Passages

Passages recensione film di Ira Sachs con Ben Whishaw, Franz Rogowski e Adèle Exarchopoulos

Un triangolo senza soluzione nel nuovoe avvincente film di Ira Sachs

Passages di Ira Sachs (Credits: Lucky Red distribuzione)
Passages di Ira Sachs (Credits: Lucky Red distribuzione)

Passages recensione film di Ira Sachs con Ben Whishaw, Franz Rogowski e Adèle Exarchopoulos.

 

Premiere al Sundance FF 2023 e doppia candidatura alla 73ª edizione del Festival internazionale del cinema di Berlino, Passages è l’ottavo feature diretto dal regista americano Ira Sachs.

Il film, distribuito da MUBI, è scritto a quattro mani con Mauricio Zacharias. Tra i due è ormai un sodalizio iniziato nel 2012 con “Keep the Lights On”, passato poi per “Love is Strange” (2014) con Alfred Molina e John Lithgow, storia di un amore maturo.

Passages, invece, non è affatto un film maturo, ma piuttosto un’avventura rischiosa, come affermato dal regista stesso. La vita di un uomo che sembra essere la definizione di istinto puro, capace di perdersi tra le indefinite strade dell’improvvisazione concesse da Sachs. Estro che rientra tra gli elementi fondanti e necessari per creare una regia cruda, reale che fa dei corpi sudati e dei piedi sporchi la propria cifra stilistica.

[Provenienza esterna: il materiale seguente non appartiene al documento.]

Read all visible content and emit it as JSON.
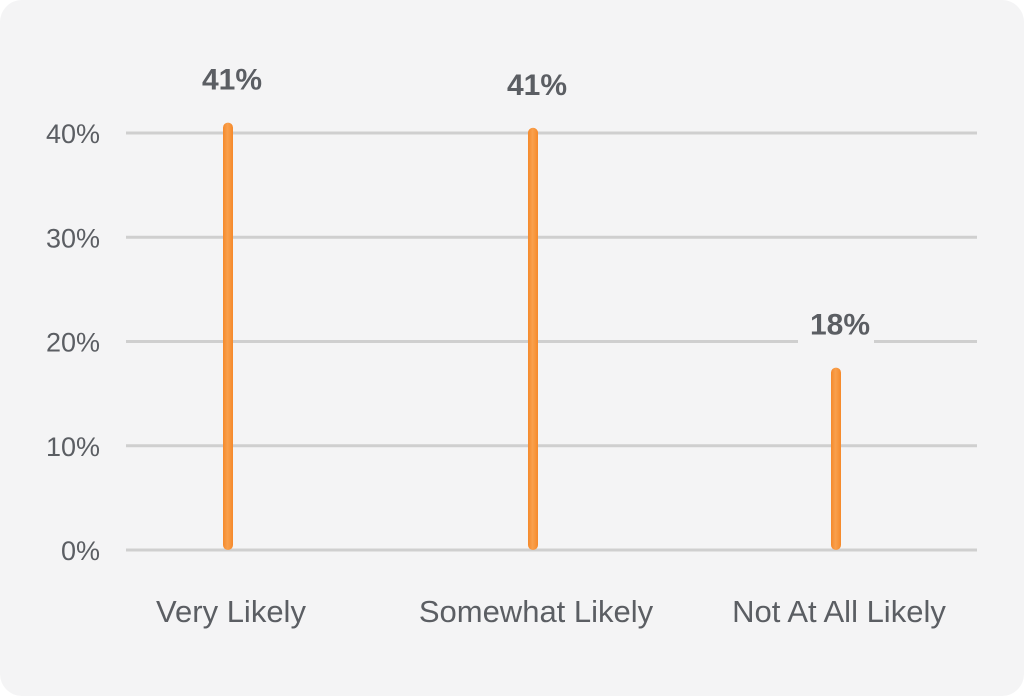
{
  "chart_data": {
    "type": "bar",
    "title": "",
    "xlabel": "",
    "ylabel": "",
    "categories": [
      "Very Likely",
      "Somewhat Likely",
      "Not At All Likely"
    ],
    "values": [
      41,
      40.5,
      17.5
    ],
    "value_labels": [
      "41%",
      "41%",
      "18%"
    ],
    "ylim": [
      0,
      41
    ],
    "yticks": [
      0,
      10,
      20,
      30,
      40
    ],
    "ytick_labels": [
      "0%",
      "10%",
      "20%",
      "30%",
      "40%"
    ],
    "grid": true,
    "legend": "none",
    "colors": {
      "bar": "#f5892a",
      "bar_highlight": "#f9a04d",
      "grid": "#cfcfcf",
      "text": "#5b5e63",
      "background": "#f4f4f5"
    }
  }
}
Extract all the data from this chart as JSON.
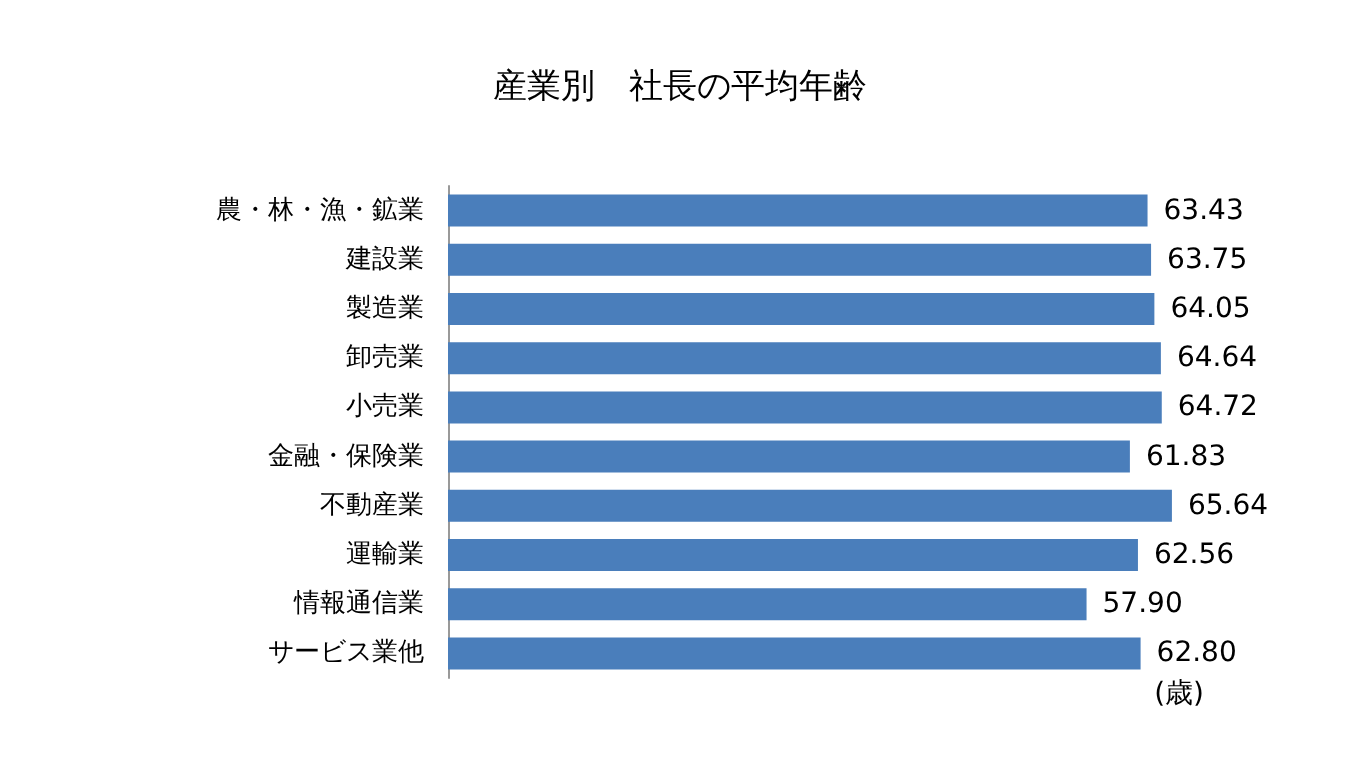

Passages di Ira Sachs (Credits: Lucky Red distribuzione)
Passages di Ira Sachs (Credits: Lucky Red distribuzione)

All’inizio ci troviamo su un set cinematografico, dove il giovane regista tedesco Tomas Freiburg, interpretato da un ottimo Franz Rogowski, sta organizzando il suo film.

Una sequenza che incarna perfettamente la personalità di Tomas e il suo modo di relazionarsi con gli altri. Le comparse appaiono come pedine, da lui posizionate strategicamente per formare un triangolo, una figura asimmetrica che coinvolge lui, suo marito Martin (interpretato da Ben Whishaw) e Agathe (interpretata da Adèle Exarchopoulos). Tuttavia, questo triangolo esiste solo nella mente del protagonista, che è incapace di comprendere sé stesso ed essere capito dagli altri.

Un uomo con in mano un potere che lo condurrà lentamente all’umiliazione, attraverso la trasgressione e gli errori commessi nel vivere la sua vita come se fosse un film, trainando con sé sentimenti tossici, artificiali.

Attraverso la sua regia, Sachs è ritornato indietro nel tempo, esplorando gli anni ’70 e ’80 ed immergendosi nel mondo cinematografico di Akerman e Visconti. Periodo in cui il cinema era, a suo dire, meno represso e in cui era lecito concepire un certo tipo di immagini secondo una visione più libera, diretta, senza mezzi termini.

Un aspetto, questo, che si ricollega naturalmente al rapporto che il regista ha avuto nei confronti di una delle tematiche che apparentemente danno nerbo al film: il concetto di identità. Passages non è una pellicola gender fluid, ma una storia sul gap tra ciò che si possiede e ciò che si desidera. Il racconto di un  bramoso desiderio scaturito unicamente dal piacere. Un piacere indefinito, puro e privo di etichette.

Un’opera che esplora la discesa del narcisismo, una violenta picchiata che, paradossalmente, consente la crescita e la maturazione, come accade quando si cessa di essere bambini.

Se analizzato da questa prospettiva, si può notare l’emergere di un legame narrativo non del tutto improbabile tra Passages e Love is Strange. Due storie che raccontano la relazione in due fasi differenti della vita ma che si uniscono in un unico flusso, un flusso che conduce verso l’accettazione del proprio stato attraverso il trascorrere del tempo, antagonista dell’istinto.

Passages di Ira Sachs (Credits: Lucky Red distribuzione)
Passages di Ira Sachs (Credits: Lucky Red distribuzione)

Martin e Agathe sono due vittime di un gioco egoista a cui decidono comunque di prendere parte. Sachs riesce perfettamente a rappresentare l’impossibilità di reprimere il piacere se questo sconfina nella sfera del sentimento. Un binomio che diventa tossico quando vissuto nel più totale individualismo, generando un loop da cui è possibile uscire se non soltanto dopo aver provato quel tipo di dolore che assomiglia a una coltellata nel petto.

 

Sintesi

Un triangolo che non si chiude. Una regia cruda e sensuale che sa essere tagliente nel raccontare la confusione di un uomo incapace di gestire il proprio potere. Ira Sachs utilizza il personaggio di Tomas per esplorare le conseguenze di essere sé stessi.